I’d like to know why the sweet cherries can’t taste more like tart pie cherries with a real cherry flavor. That would make my life complete.

I sympathize. Actually, I have considerable yen for salty and spicy flavors, and sweets are a minor thing for me in the background, so this is a new level of sugary for me too and I’m not sure I can take much of it. But the candied lemon peel OOOOOhhhhh out of this world and ridiculously irresistible.

I’m well aware of sugar’s bad rap; at least this way I know I’m getting a product of pure cane sugar instead of high-fructose corn syrup. I refuse to buy that gooey crap they sell around Christmastime.

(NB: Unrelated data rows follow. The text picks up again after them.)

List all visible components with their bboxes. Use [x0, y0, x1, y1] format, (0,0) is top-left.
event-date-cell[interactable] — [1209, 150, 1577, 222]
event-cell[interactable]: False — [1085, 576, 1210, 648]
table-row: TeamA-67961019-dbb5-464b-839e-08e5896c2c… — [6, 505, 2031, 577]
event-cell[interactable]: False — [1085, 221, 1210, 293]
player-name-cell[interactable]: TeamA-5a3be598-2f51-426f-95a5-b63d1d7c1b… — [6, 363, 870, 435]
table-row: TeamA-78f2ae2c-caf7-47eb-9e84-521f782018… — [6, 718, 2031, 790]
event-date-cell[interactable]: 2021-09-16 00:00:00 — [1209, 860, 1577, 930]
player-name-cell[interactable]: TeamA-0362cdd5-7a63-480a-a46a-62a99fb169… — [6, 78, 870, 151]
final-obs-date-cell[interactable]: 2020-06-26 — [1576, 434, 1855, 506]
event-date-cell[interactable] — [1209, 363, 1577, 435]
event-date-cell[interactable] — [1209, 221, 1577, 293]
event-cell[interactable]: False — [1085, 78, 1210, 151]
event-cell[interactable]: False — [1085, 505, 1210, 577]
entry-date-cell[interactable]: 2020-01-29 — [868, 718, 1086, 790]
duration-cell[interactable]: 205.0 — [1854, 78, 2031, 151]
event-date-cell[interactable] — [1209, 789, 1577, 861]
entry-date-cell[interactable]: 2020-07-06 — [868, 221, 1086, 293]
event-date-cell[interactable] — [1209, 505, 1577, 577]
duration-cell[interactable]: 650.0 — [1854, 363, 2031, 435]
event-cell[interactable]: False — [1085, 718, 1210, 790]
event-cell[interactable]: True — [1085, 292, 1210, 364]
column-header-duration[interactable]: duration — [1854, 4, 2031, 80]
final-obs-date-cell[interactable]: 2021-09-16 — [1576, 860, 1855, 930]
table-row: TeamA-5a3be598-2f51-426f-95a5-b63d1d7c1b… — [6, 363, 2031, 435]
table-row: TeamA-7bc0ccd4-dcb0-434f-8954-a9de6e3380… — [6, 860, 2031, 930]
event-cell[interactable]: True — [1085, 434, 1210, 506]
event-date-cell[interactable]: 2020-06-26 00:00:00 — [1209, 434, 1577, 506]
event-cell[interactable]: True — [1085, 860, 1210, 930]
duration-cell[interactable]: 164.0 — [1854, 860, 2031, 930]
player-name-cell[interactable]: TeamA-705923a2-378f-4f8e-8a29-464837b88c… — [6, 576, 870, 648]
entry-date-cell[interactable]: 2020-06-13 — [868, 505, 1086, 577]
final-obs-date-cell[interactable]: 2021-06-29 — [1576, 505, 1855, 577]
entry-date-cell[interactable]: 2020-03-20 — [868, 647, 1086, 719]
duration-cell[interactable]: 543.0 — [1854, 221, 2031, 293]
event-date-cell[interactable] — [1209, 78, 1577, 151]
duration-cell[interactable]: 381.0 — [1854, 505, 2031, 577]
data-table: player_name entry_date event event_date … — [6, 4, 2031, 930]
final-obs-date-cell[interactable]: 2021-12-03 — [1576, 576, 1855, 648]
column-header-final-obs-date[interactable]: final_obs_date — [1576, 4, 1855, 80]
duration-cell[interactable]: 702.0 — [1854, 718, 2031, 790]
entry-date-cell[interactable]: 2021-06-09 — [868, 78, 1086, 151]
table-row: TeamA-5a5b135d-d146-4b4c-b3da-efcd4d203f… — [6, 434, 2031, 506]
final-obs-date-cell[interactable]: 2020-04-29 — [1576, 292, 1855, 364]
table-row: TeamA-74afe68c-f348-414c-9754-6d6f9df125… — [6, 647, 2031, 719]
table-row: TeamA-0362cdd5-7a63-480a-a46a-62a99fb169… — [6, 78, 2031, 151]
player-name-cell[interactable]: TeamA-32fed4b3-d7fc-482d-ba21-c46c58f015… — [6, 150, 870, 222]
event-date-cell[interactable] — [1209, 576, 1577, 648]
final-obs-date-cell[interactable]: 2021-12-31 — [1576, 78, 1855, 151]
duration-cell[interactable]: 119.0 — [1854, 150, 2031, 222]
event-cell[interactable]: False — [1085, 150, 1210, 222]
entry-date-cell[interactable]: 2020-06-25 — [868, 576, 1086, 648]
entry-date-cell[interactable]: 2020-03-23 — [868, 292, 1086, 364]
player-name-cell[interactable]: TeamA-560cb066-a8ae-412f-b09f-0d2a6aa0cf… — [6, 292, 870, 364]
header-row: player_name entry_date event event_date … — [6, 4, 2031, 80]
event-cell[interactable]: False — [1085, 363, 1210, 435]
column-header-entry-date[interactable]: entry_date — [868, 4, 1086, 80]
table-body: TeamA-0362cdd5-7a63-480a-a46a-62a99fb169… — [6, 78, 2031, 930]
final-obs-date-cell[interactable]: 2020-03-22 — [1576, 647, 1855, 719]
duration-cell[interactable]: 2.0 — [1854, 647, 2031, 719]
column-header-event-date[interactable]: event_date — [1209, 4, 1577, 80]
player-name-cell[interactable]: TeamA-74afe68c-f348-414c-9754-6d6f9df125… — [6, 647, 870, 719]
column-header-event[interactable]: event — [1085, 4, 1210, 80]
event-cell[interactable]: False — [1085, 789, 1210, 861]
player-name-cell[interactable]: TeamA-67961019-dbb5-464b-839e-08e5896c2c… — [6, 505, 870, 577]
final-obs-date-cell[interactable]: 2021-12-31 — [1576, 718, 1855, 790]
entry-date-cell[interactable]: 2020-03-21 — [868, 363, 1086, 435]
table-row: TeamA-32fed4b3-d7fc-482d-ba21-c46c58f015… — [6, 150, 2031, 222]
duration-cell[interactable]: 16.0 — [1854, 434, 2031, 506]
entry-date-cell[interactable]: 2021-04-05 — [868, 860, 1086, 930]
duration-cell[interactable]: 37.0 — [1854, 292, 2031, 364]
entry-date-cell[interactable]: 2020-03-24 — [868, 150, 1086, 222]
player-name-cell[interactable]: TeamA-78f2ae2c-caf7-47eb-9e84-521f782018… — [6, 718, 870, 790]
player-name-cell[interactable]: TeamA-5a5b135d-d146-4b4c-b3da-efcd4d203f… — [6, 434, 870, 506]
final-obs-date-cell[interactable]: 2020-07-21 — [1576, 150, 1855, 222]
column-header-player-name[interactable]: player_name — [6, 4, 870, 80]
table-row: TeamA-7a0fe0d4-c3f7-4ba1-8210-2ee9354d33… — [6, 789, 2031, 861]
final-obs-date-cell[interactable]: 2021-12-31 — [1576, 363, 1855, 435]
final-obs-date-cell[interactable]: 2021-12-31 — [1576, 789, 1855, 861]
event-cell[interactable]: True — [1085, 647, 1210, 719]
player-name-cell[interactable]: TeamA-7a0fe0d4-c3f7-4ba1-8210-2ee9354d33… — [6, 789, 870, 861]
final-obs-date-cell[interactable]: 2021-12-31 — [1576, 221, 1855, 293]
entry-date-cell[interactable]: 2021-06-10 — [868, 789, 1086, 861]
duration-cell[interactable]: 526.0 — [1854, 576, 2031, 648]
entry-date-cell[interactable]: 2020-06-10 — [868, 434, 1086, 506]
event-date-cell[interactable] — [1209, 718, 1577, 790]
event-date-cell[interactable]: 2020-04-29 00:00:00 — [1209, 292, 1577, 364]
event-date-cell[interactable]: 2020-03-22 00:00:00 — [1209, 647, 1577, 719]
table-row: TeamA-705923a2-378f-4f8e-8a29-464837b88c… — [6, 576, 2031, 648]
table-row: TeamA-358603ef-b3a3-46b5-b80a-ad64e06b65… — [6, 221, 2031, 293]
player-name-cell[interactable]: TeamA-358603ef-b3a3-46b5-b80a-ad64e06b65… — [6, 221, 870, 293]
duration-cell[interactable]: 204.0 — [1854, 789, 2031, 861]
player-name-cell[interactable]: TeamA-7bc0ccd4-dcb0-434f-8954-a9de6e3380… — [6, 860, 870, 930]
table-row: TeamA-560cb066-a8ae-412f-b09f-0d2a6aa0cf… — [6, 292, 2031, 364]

Also, give credit where it’s due: sugar is a good (and tasty) means of weaning oneself off of an alcohol habit. Of course, then one would have a saccharoholic habit. But with my predilection for salt and spices, I’m not very susceptible to that and I really don’t catch the sugar bug, so I feel it’s safe to flirt with at least.

Seek thou morellos.

I don’t whack mine flat. I handled them as gently as possible and didn’t need a specially engineered pitter. I simply pushed the blunt end of a chopstick through and the pit popped right out the other side. The Rainiers I did weren’t as ripe as the ?Bings, and many of them carried a bit of cling pulp with them. Nothing was wasted; I stuck the pits with whatever pulp was clinging into a jar and covered with vodka. Leave it a month or two, shake it once a day, eventually strain and maybe mix with the leftover cherry syrup for a cordial. Sound good?

Aren’t morellos a sour cherry? I’ve only had them packed in syrup.

Someone brought very much the same chocolate-cherry “mice” into a Christmas party at work a couple of years ago, with almond slices for ears. The cutest food I have ever seen.